Rosenthal tarafından Fas'ta bulunup İngilizceye çevrilen "Gizli Hastalık Üstüne" isimli müstakil bir makalesinde Râzî, birinci bölümde bahsedilen Galenci bir tıp anlayışını benimsemekte ve fetüsün oluşması için hem kadın hem de erkeğin yaratıcı bir katkıda bulunduğunu belirtmektedir:

“Kadınlık veya erkeklik iki tohumdan birinin diğeri üzerinde niteliksel ve niceliksel açıdan galibiyetiyle ortaya çıkar.”278

Râzî kendi dönemi içerisinde yaygın bulunan bilimsel verilere göre kadın ve erkeğin embriyonun oluşumunda benzer katkıları olduğunu ifade etmektedir.
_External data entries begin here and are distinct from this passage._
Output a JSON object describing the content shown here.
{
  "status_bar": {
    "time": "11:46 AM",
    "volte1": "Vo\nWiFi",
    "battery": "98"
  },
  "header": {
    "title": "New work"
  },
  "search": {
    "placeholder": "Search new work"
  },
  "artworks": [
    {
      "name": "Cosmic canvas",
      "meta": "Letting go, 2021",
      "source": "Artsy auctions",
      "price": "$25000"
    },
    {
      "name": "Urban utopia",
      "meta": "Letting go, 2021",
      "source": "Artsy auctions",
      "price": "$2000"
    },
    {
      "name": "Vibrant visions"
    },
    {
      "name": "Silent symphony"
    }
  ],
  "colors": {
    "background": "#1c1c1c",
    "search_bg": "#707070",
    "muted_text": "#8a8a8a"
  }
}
Râzî’nin bu tavrı önemlidir çünkü çalışmanın birinci bölümünde de bahsedildiği üzere yaşadığı dönemde hakim olan gebelik teorilerinden bir diğeri olan Aristotelesçi teoride erkek gebelikte tamamen etken, kadın ise edilgen; erkek formu ya da hareket ilkesini sağlayıcı, kadın ise yalnızca maddeyi temin eden taraf olarak kabul etmektedir. Râzî, bu yaklaşımı değil,

276 Ebû Bekir er-Râzî, Ruh Sağlığı, İstanbul: İz Yayıncılık, 2015, s. 84.

277 Hasan Aydın, Ebu Bekr Er-Razi: Bir Aşk Düşmanının Aşka İlişkin Düşünceleri, Bilim ve Gelecek Dergisi, sayı 117, 2013, s. 72.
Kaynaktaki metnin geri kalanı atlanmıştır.